My employer makes use of Pagerduty and I’ve spent a lot of time setting up “auto-resolve” of alerts. I even hook into AWS autoscaling lifecycle events and send mock “OK” actions when something gets terminated that had thrown an alarm. I still get paged but most issues solve themselves if I wait one more monitoring interval.
I’ve also used being on call as excuse to leave early - to ensure I’m home and able to respond to calls when everyone else leaves the office, not much I can do if I’m stuck in traffic, or in a tunnel, etc.
The question you should be asking is: why am I being paged so often?
Are they legitimate things that you need to respond to? If so, you should be fixing these issues so that they don't happen again. If anyone gets a page, we make it a high priority to fix whatever caused it. We are a team of 7, and we dedicate one person a week to field questions relating to our platform as well as to fix up these issues that wake us up.
If they're not legitimate things that you need to be woken up for, why are you being woken up? If this is the case, you need to make sure everyone is on the same page regarding what constitutes something you need to be paged for after hours.
So basically, I don't work at companies that make their employees carry a pager etc. Life is too short for that shit.

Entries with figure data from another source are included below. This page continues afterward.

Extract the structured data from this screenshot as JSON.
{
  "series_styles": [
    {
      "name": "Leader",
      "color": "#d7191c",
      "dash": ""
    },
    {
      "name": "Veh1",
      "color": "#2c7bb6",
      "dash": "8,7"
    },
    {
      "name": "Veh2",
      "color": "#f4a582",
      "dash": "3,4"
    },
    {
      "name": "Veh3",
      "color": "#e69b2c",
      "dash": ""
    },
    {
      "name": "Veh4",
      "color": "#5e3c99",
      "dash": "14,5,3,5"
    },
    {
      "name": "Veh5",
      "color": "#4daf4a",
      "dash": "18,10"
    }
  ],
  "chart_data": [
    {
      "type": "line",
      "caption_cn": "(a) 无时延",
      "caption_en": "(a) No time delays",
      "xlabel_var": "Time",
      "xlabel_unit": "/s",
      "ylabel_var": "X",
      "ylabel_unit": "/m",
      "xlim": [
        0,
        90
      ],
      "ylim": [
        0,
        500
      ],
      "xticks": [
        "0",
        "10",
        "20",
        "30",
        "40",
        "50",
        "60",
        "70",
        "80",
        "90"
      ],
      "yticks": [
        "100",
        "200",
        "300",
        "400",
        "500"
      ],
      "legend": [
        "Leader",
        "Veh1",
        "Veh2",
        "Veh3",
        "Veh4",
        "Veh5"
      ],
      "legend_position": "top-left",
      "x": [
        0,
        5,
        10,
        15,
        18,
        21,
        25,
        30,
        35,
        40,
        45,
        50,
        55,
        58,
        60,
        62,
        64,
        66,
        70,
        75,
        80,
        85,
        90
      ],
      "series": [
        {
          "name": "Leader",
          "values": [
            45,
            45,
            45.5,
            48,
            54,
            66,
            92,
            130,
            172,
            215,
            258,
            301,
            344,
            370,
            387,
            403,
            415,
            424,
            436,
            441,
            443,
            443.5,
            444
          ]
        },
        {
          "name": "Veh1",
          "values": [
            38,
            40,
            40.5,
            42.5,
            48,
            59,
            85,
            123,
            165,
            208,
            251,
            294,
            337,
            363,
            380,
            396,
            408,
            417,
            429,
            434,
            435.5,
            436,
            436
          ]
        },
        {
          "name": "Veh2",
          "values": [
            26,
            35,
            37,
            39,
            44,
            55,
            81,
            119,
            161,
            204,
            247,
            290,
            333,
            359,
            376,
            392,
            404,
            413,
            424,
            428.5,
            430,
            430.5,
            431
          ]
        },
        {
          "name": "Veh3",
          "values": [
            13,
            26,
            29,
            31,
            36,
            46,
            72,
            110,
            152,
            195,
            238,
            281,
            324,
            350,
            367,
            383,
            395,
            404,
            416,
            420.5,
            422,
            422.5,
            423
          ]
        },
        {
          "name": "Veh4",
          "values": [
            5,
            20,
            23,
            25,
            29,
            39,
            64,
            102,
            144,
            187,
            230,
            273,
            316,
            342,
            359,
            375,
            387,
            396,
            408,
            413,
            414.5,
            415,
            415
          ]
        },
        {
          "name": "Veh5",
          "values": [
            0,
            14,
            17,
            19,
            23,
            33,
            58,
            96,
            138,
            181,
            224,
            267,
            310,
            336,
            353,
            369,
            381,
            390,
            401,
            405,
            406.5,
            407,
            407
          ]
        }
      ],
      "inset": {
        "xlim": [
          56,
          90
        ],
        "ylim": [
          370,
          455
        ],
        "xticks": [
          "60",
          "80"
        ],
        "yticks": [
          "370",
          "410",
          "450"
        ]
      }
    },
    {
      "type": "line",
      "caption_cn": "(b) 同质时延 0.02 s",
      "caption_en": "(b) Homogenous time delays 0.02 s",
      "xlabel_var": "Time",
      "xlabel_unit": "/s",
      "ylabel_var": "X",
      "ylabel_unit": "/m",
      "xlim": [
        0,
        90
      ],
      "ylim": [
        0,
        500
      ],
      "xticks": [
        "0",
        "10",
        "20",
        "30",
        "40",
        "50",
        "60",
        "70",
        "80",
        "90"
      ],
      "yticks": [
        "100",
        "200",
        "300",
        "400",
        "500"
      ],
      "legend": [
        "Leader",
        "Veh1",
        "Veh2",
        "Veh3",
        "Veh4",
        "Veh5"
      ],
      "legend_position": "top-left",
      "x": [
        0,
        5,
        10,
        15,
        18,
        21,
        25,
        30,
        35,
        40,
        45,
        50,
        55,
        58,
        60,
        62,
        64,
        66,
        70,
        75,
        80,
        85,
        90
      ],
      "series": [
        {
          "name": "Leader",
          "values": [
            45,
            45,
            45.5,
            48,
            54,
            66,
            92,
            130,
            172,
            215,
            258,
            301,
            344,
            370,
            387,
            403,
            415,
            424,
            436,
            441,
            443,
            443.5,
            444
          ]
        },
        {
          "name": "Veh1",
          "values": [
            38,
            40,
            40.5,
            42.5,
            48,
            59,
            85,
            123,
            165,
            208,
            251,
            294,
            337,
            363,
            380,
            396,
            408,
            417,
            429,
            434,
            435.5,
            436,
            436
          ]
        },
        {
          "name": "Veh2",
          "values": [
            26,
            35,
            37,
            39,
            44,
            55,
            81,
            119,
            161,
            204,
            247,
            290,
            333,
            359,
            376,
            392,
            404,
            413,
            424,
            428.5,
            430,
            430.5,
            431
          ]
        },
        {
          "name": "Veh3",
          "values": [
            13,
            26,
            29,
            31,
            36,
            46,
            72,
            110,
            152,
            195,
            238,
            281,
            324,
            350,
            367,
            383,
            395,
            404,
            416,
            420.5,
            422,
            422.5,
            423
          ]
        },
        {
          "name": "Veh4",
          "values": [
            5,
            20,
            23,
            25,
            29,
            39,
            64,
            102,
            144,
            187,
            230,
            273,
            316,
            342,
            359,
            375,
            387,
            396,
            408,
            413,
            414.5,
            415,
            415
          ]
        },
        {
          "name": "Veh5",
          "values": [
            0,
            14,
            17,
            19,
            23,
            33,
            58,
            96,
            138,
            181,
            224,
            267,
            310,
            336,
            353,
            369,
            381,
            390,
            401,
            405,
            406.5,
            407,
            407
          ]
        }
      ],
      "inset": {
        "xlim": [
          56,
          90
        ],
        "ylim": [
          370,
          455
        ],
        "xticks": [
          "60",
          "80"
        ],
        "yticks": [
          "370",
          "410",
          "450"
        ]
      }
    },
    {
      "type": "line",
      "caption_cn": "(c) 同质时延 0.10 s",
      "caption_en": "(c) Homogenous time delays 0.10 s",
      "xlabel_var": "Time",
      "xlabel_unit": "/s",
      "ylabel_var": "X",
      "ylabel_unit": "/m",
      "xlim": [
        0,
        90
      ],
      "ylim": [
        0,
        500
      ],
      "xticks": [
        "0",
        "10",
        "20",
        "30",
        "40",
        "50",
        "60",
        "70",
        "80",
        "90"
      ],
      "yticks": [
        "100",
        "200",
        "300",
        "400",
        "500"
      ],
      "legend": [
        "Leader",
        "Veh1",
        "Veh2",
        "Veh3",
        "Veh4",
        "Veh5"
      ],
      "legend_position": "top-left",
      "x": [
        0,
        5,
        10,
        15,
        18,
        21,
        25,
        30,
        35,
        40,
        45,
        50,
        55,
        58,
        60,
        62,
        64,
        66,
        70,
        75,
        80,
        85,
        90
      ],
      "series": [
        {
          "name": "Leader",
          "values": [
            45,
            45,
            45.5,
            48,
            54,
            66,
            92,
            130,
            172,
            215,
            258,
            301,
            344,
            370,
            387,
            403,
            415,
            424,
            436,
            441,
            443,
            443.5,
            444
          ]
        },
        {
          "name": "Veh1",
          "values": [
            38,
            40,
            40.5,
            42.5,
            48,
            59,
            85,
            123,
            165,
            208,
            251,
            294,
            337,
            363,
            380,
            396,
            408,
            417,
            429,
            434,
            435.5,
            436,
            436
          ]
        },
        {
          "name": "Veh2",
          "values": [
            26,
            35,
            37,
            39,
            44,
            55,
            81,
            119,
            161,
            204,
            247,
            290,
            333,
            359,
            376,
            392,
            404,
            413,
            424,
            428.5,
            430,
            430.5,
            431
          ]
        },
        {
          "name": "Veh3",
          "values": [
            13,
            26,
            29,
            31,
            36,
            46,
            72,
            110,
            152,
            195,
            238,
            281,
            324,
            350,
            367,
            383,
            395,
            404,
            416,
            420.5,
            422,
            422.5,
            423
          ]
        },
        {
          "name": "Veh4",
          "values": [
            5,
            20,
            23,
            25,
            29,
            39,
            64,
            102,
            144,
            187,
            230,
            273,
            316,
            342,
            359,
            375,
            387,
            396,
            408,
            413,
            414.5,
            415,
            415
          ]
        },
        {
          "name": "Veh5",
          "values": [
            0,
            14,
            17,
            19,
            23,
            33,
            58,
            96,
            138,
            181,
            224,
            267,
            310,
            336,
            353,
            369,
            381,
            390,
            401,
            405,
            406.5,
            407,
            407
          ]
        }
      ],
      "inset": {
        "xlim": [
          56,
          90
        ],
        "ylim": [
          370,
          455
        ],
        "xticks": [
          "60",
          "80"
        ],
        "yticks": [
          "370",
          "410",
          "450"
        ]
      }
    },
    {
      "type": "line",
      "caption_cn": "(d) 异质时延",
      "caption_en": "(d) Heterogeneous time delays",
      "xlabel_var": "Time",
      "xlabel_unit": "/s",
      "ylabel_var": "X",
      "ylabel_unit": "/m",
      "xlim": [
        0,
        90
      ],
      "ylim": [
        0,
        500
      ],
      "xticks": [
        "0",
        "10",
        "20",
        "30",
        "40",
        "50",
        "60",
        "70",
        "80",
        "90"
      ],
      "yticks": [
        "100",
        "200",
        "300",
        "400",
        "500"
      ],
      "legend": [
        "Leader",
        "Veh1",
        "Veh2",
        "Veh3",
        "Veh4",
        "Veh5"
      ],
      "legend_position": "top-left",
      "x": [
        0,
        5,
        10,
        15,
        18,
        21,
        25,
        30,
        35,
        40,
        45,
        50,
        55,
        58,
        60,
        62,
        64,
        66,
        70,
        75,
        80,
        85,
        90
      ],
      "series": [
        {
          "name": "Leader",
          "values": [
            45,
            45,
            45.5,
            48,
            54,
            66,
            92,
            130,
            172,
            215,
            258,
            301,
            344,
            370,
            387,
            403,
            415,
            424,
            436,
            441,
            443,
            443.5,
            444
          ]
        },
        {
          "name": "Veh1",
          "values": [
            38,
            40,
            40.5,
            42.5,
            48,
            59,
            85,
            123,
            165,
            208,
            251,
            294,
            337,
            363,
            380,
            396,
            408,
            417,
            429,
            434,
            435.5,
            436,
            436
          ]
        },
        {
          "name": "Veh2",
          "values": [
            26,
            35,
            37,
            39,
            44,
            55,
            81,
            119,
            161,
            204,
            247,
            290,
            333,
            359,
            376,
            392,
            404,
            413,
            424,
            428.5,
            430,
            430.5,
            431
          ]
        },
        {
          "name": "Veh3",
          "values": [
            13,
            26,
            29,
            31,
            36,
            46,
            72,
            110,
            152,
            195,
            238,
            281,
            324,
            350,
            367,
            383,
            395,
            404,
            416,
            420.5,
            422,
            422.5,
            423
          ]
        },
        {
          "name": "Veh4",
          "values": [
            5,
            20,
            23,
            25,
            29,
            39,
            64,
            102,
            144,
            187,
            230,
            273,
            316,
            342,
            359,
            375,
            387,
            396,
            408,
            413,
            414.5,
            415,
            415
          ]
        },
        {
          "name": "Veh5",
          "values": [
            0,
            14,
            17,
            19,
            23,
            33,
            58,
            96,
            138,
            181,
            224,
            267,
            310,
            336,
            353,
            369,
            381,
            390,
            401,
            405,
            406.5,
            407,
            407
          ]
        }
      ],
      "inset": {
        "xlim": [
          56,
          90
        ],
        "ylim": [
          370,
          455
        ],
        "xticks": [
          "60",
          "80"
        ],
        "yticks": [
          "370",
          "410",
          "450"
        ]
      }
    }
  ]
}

I worked briefly at a startup shortly after it's acquisition by a FAANG. The startup's code was trash - I acknowledged while on call that I didn't exactly know what was going on after digging a while - asked for help - was then reprimanded for "not knowing the code well enough" basically because I asked for help. I left about a month after that. Again, life is too short for that shit.
Normal shift is like every other day. Just go to work, do my job. Come home, eat, chill a bit and go to sleep.
It used to be more. The company started with three people three years ago (myself included). Now we're over 50. We have enough resources to fix and solve problems before they become real problems.